Joca, meu cachorro amigo e não meu amigo cachorro.

Na noite do dia 13 de janeiro, o porteiro tocou a campanhia do meu apartamento para transmitir um recado do síndico de que meu cachorrinho estava latindo muito. Fiquei surpreendida porque se a convenção do Bretagne permite cachorros no condomínio se supõe que permita filhotes. E como se sabe filhotes latem mais do que o usual quando estão sozinhos para dormir. Assim ocorreu com meu cãozinho que está sendo devidamente por mim cuidado na sua adaptação à nova vida. Está no condomínio há cinco dias. Ruídos noturnos das festas nos apartamentos, das torcidas de futebol , dos moradores que gritam à janela à noite, de jovens em reunião noturna no jardim parecem não causar o mesmo incômodo.
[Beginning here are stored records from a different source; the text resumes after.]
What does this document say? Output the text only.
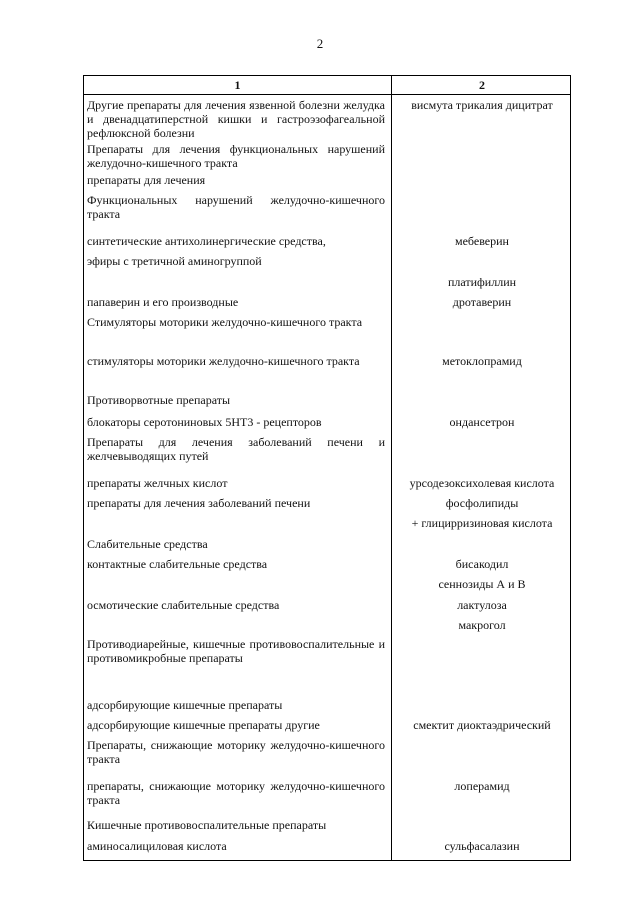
2
1	2
Другие препараты для лечения язвенной болезни желудка и двенадцатиперстной кишки и гастроэзофагеальной рефлюксной болезни
Препараты для лечения функциональных нарушений желудочно-кишечного тракта
препараты для лечения
Функциональных нарушений желудочно-кишечного тракта
синтетические антихолинергические средства,
эфиры с третичной аминогруппой
папаверин и его производные
Стимуляторы моторики желудочно-кишечного тракта
стимуляторы моторики желудочно-кишечного тракта
Противорвотные препараты
блокаторы серотониновых 5НТ3 - рецепторов
Препараты для лечения заболеваний печени и желчевыводящих путей
препараты желчных кислот
препараты для лечения заболеваний печени
Слабительные средства
контактные слабительные средства
осмотические слабительные средства
Противодиарейные, кишечные противовоспалительные и противомикробные препараты
адсорбирующие кишечные препараты
адсорбирующие кишечные препараты другие
Препараты, снижающие моторику желудочно-кишечного тракта
препараты, снижающие моторику желудочно-кишечного тракта
Кишечные противовоспалительные препараты
аминосалициловая кислота
висмута трикалия дицитрат
мебеверин
платифиллин
дротаверин
метоклопрамид
ондансетрон
урсодезоксихолевая кислота
фосфолипиды
+ глицирризиновая кислота
бисакодил
сеннозиды А и В
лактулоза
макрогол
смектит диоктаэдрический
лоперамид
сульфасалазин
Alguém poderia me explicar porque quando um cachorro late depois das 22 hs o vizinho reclama mas quando tem jogo de futebol até altas horas , a gritaria rola solta , além das palavras de baixo calão nas janelas? Nos afastamos, moradores da cidade, da natureza. O que nos agride é o que nos faz sair da zona de conforto da ilha em que vivemos: nosso apartamento, nossa TV, nossos eletrônicos, enfim tudo aquilo que nos mantém protegidos do outro. Esse outro pode ser o latido noturno de um pequeno animal que fala uma língua da qual já nos esquecemos: a da natureza. Espero que a mesma tolerância que existe com os excessos humanos no condomínio tenhamos com os animais que ao contrário de estarem se excedendo buscam sua adaptação à megalópolis.

 Sincrônico ou sexto sentido segundos antes da campainha tocar o cachorrinho parou de latir e não latiu mais naquela noite.